Diamonds and roses and chocolate, oh my! Valentine’s Day—the love-it or loathe-it holiday—is here. About 55 percent of American consumers plan to celebrate this Sunday, according to the National Retail Federation’s Valentine’s Day Consumer Spending Survey, spending an average of $146.84 on gifts, up from $142.31 last year.
Fifty-percent of consumers surveyed by NRF said they planned to buy candy, which is fitting given that a survey by the National Confectioners Association found 94 percent of Americans reported they wanted to receive a gift of candy or chocolate. Even if one is single this Valentine’s Day, NCA found 43 percent of Americans, predominantly women and millennials under age 30, will buy their own chocolate.

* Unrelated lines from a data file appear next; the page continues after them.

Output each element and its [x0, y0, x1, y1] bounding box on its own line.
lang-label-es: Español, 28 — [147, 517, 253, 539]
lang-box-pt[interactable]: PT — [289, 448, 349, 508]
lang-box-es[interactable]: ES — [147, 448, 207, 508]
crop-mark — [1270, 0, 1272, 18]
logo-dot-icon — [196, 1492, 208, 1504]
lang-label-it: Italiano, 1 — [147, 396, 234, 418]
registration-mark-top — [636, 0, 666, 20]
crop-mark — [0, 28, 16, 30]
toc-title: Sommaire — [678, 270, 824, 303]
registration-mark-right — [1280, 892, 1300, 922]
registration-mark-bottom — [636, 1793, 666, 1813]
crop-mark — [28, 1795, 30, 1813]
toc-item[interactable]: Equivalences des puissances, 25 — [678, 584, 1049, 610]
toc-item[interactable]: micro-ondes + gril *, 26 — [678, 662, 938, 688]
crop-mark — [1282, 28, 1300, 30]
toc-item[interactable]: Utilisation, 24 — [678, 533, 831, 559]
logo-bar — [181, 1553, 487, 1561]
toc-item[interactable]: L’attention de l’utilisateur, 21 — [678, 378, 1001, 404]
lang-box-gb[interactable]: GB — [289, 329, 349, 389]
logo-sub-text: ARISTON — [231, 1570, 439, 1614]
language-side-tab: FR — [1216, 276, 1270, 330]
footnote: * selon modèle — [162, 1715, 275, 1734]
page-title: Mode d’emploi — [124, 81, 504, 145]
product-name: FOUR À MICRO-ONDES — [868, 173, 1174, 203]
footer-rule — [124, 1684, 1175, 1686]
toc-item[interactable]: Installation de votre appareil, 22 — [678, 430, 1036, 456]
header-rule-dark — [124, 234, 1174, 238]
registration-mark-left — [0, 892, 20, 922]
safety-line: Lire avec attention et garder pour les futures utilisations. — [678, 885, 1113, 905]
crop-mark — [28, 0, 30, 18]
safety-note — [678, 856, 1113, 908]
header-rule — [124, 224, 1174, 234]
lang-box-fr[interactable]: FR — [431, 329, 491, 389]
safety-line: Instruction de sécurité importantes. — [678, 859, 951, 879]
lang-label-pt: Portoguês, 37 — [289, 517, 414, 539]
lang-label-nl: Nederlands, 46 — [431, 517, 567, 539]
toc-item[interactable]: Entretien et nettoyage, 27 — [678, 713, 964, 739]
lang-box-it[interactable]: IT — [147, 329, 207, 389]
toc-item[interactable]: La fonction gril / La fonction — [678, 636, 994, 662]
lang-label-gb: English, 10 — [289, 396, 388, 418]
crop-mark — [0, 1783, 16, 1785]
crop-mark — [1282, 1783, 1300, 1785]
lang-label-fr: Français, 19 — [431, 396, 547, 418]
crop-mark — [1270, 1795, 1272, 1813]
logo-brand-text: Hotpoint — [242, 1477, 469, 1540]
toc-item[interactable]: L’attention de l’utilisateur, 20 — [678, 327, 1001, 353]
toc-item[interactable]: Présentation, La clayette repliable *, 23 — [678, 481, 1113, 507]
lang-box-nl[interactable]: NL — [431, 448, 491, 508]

“Chocolate and other sweets have long been associated with celebrations,” NCA President and CEO John Downs said. “Even a small taste of your favorite candy can transport you to another place, and conjure up happy memories.”
Candy sales are anticipated to reach upwards of $1.1 billion this Valentine’s Day, NCA estimates. The NRF is slightly more optimistic, anticipating $1.7 billion in candy sales.
However, not all Americans are looking to spend their Valentine’s Day with a box of chocolate. For those couples opting for a night out, American Psychological Association relationship expert Diana Kirschner, PhD, recommends they do something different. “Try rock-climbing indoors, cross-country skiing, a comedy club, or anything to get the blood moving, and the dopamine rising,” she said.
For those who are single, Kirschner recommends making Valentine’s Day memorable by hosting a dinner or party with friends or going to a movie, comedy show, or play. “In short, put your attention on the loving friends you do have,” she said. “Have fun and enjoy the love you share with them.”
But back to those gifts. About 48 percent of Americans plan to send a greeting card this year, which will please the 89 percent of Americans who reported they would like to receive a card, NRF said. Valentine’s Day is the second-most-popular time to send a greeting card, behind Christmas, according to the Greeting Card Association. About 145 million card units are sold each Valentine’s Day, not including classroom valentines.
And you can never go wrong with flowers, especially since NRF found that 71 percent of Americans would like to receive them. The most popular flower—roses—account for 52 percent of Valentine’s Day orders, according to the Society of American Florists. Almost 70 percent of all roses purchased are red, followed by pink and white. An average cost for a dozen roses on Valentine’s Day is $84 compared to $66 for a non-holiday.
For those looking to gift their love with a luxury item, the NRF survey found that 67 percent of Americans would like to receive jewelry. For women, diamonds are a timeless option, according to Jewelers of America, while watches are a great option for men, the group said in its Valentine gift guide. One trend jewelers are seeing in 2016 is an increase in jewelry with pink and red gemstones.
Whether you decide to treat yourself or someone else, NRF President and CEO Matthew Shay said Valentine’s Day spending could give the economy a positive boost.
“Low gas prices and guaranteed promotions from retailers large and small should help consumers as they look for the perfect gift for their friends and family,” Shay said. “We’re optimistic consumers are in a good place when it comes to spending on discretionary items like gifts.”